Central Bank of the Bahamas Selects Blockchain Startup NZIA for Digital Currency Project

Central Bank of the Bahamas Selects Blockchain Startup NZIA for Digital Currency Project

By Diana Ngo - min read
Updated 29 May 2020

The Central Bank of the Bahamas has selected NZIA Limited as the technology solutions provider
for its Project Sand Dollar, a project aimed at developing a blockchain-based
central bank digital currency. NZIA will be responsible of designing and
implementing the digital fiat currency system for the Bahamas, the central bank
said
on March 1, 2019.

Image: Nassau, Bahamas, by IchSapphire, Flickr

The Central Bank of the Bahamas describes NZIA as combining “the
collective know-how and expertise of IBM, a leader in enterprise blockchain,
along with Zynesis Pte. Ltd., a
Singapore-based software development company specialized in blockchain
solutions.”

Zynesis is a blockchain and research and development lab and
consultancy that designs and builds decentralizations systems and solutions.
Zynesis’ clients include Sparrow Exchange, which the company helped create a
cryptocurrency options platform built on Ethereum technology, TenX, to which it
provided blockchain and software development services for its token sale, and
Singapore’s Government Technology Agency, for which it designed and developed
SmartNode, a proof-of-concept of a decentralized procurement system for smart
homes and offices that promotes open economy.

Project Sand Dollar seeks to provide residents in the
Bahamas with equal, expanded access to modern digital payments capabilities and
curb cash transactions. The new payments infrastructure is expected to reduce
service delivery costs, increase transactional efficiency and improve the
overall level of financial inclusion in communities throughout the archipelago.

A pilot phase will be rolled out across chosen “family
island communities.”

Legislative reforms will accommodate the functional aspects
of the digital currency. The draft Central Bank of the Bahamas Bill, 2019, now
before the government, anticipates this framework, and will provide for the
development of regulations to govern the instrument.

The regulatory framework will include safeguards to satisfy
exchange control regulations, monitoring and controls against money laundering
and terrorist financing, and specifications to ensure complementarity as
opposed to material substitutability for existing banking services.
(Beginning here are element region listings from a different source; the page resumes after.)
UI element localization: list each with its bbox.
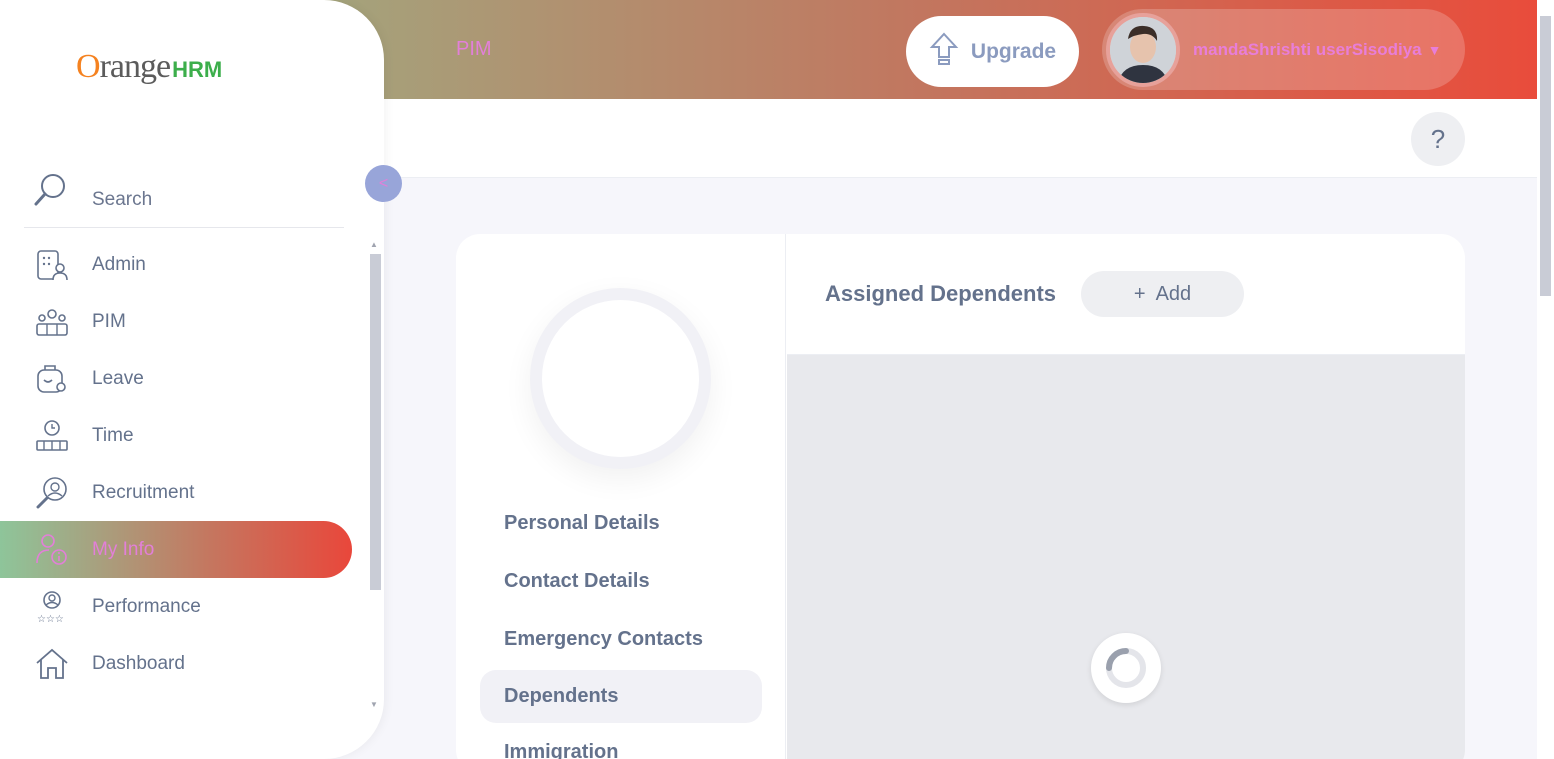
sidebar-item-label: My Info	[92, 538, 155, 560]
page-scrollbar-thumb[interactable]	[1540, 16, 1551, 296]
sidebar-item-label: Recruitment	[92, 481, 195, 503]
sidebar-item-my-info[interactable]: My Info	[0, 521, 352, 578]
caret-down-icon: ▼	[1427, 41, 1442, 58]
scroll-down-icon[interactable]: ▼	[370, 700, 378, 709]
sidebar-scrollbar-thumb[interactable]	[370, 254, 381, 590]
sidebar-item-leave[interactable]: Leave	[0, 350, 368, 407]
performance-icon: ☆☆☆	[34, 589, 70, 625]
sidebar-search[interactable]: Search	[24, 160, 344, 228]
module-title: PIM	[456, 38, 492, 60]
pim-icon	[34, 304, 70, 340]
logo-word: range	[99, 48, 172, 85]
sidebar-item-recruitment[interactable]: Recruitment	[0, 464, 368, 521]
profile-nav-panel: Personal Details Contact Details Emergen…	[456, 234, 786, 759]
tab-immigration[interactable]: Immigration	[480, 723, 762, 759]
profile-tabs: Personal Details Contact Details Emergen…	[480, 494, 762, 759]
logo-hrm: HRM	[172, 57, 223, 82]
employee-profile-card: Personal Details Contact Details Emergen…	[456, 234, 1465, 759]
sidebar-item-label: Time	[92, 424, 134, 446]
help-button[interactable]: ?	[1411, 112, 1465, 166]
section-title: Assigned Dependents	[825, 281, 1057, 306]
tab-personal-details[interactable]: Personal Details	[480, 494, 762, 552]
scroll-up-icon[interactable]: ▲	[370, 240, 378, 249]
sidebar-item-pim[interactable]: PIM	[0, 293, 368, 350]
sidebar-item-label: Performance	[92, 595, 201, 617]
profile-photo-placeholder	[542, 300, 699, 457]
sidebar-item-label: Dashboard	[92, 652, 185, 674]
logo-o: O	[76, 48, 101, 85]
sidebar-menu: Admin PIM Leave Time Recruitment My Info…	[0, 236, 368, 692]
upgrade-arrow-icon	[929, 31, 959, 73]
upgrade-label: Upgrade	[970, 39, 1057, 63]
leave-icon	[34, 361, 70, 397]
tab-dependents[interactable]: Dependents	[480, 670, 762, 723]
sidebar-item-label: Admin	[92, 253, 146, 275]
upgrade-button[interactable]: Upgrade	[906, 16, 1079, 87]
add-dependent-button[interactable]: + Add	[1081, 271, 1245, 317]
recruitment-icon	[34, 475, 70, 511]
dashboard-icon	[34, 646, 70, 682]
plus-icon: +	[1133, 282, 1146, 305]
orangehrm-logo[interactable]: Orange HRM	[76, 48, 222, 86]
dependents-header: Assigned Dependents + Add	[787, 234, 1465, 355]
user-dropdown[interactable]: mandaShrishti userSisodiya ▼	[1102, 9, 1465, 90]
sidebar-item-label: Leave	[92, 367, 144, 389]
sidebar-item-dashboard[interactable]: Dashboard	[0, 635, 368, 692]
user-name: mandaShrishti userSisodiya	[1193, 39, 1422, 59]
search-label: Search	[92, 188, 153, 210]
avatar	[1106, 12, 1180, 87]
add-label: Add	[1155, 282, 1192, 305]
sidebar-item-label: PIM	[92, 310, 126, 332]
loading-spinner-icon	[1091, 633, 1161, 703]
sidebar-item-performance[interactable]: ☆☆☆ Performance	[0, 578, 368, 635]
chevron-left-icon: <	[378, 174, 389, 192]
time-icon	[34, 418, 70, 454]
dependents-content	[787, 355, 1465, 759]
sidebar-item-admin[interactable]: Admin	[0, 236, 368, 293]
profile-photo[interactable]	[530, 288, 711, 469]
my-info-icon	[34, 532, 70, 568]
svg-text:☆☆☆: ☆☆☆	[37, 614, 64, 624]
tab-emergency-contacts[interactable]: Emergency Contacts	[480, 610, 762, 668]
sidebar-collapse-button[interactable]: <	[365, 165, 402, 202]
tab-contact-details[interactable]: Contact Details	[480, 552, 762, 610]
sidebar-item-time[interactable]: Time	[0, 407, 368, 464]
search-icon	[24, 171, 70, 216]
admin-icon	[34, 247, 70, 283]
sidebar: Orange HRM Search Admin PIM Leave Time R…	[0, 0, 384, 759]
The central bank digital currency project was unveiled in
June 2018 by Kevin Peter Turnquest, deputy prime minister and minister of finance
of the Bahamas, in a speech at the Bahamas Blockchain and Cryptocurrency
Conference.

“The production of a modern fully digital payment service is
the way forward for this era of governance,” Turnquest said.

“A digital Bahamian currency is especially important for the
many family islands as they have seen many commercial banks downsize and pull
out of their communities, leaving them without banking services. As an island
nation, where transportation can be an inconvenience for many, especially the
elderly, and costly, we must offer financial services digitally and securely.”

Turnquest added that he hopes the island of Grand Bahama
will become the digital paradise of the region.

“Digitization of our government and financial services
complements both our ease of doing business initiatives and our digital Bahamas
framework,” he said.

Among key possible applications of blockchain, Turnquest
mentioned diplomas issuance and registration, as well as e-government services
such as digital IDs.

“Even though it is at a very preliminary form, the
government is looking to see other ways in which certificates such as business licenses,
passports, national insurance can make use of blockchain technology to enable
persons to maintain their data and share it in a secure and verifiable way.”